Having gone back again to Spain to explain matters, I was told by comrade López, secretary of the National Committee at the time that ‘the comrades in France have no balls unless they shoot every single member of the Council.’
Ester: After some considerations regarding the reading of a letter sent by the National Committee from Spain, he reiterated what comrade Moriones had just been saying. The letter in question read like this:
‘Madrid, 21 February 1941. Comrade Celedonio Pérez has been arrested on information received and regrettably we do not have the funds to rescue comrades facing death sentences, Montoliu and Eduardo de Gúzman among them.
They point an accusing finger at those in France who do have the funds for a comfortable exile, whereas they do not even have enough to keep up correspondence with groups of comrades. The entire blame for this powerlessness and tragedy is pinned on the General Council of the Libertarian Movement in France and will some day require payment and the comrades there (in France) are asked to take steps against such personnel as their criminal dereliction demands.
They ask for clarification as to there being a Democratic Alliance, made up of all parties and organizations except the Communist Party. An Alliance based in and offering guidance from M (Marseilles?
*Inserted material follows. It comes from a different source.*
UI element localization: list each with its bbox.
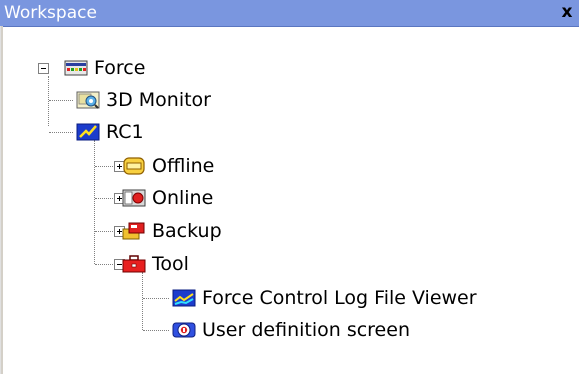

Montauban?), with González Marín as our Movement’s representative …
They mention no change in the overall political state in the country from what was set out in an earlier report (?)
They are in touch with the UGT’s Executive which has indicated that it cannot raise as much as five centimos for practical work. It was through it that they found out about the abdication of Alfonso XIII in favour of his son, Don Juan.
They are aware of the POT (Workers’ Labour Party) venture and speak very harshly of those like them who are revisionists in terms of our tactics and principles and they state that they, and all the comrades enduring the Spanish tragedy have no time for philosophizing, but are minded that it is conduct rather than principles that is in need of revising and it seems to them that in that context the revisionists are going to come off very badly.
Martín: Says that the Council never supplied any aid to Spain and that in order to be able to save a few comrades they had had to get the cash however and from wherever they could. The upshot of which was the capture of a six-comrade group. He mentioned how a group had had to be formed; penniless, barefoot and semi-naked. He pointed an accusing finger at the Council and not just the Council but all the comrades who had money at the time.”
These comrades acted as volunteer, unpaid couriers liaising with the Spanish National Committees based in Madrid, and came from the group of Francisco Ponzán, whom we have briefly outlined. The Ponzán group fitted in such liaison work around its main mission which was to rescue hundreds of antifascists who were crossing the border in order to join the Allied armies.
From: El Movimiento clandestino en España : 1939-1949. Translated by: Paul Sharkey.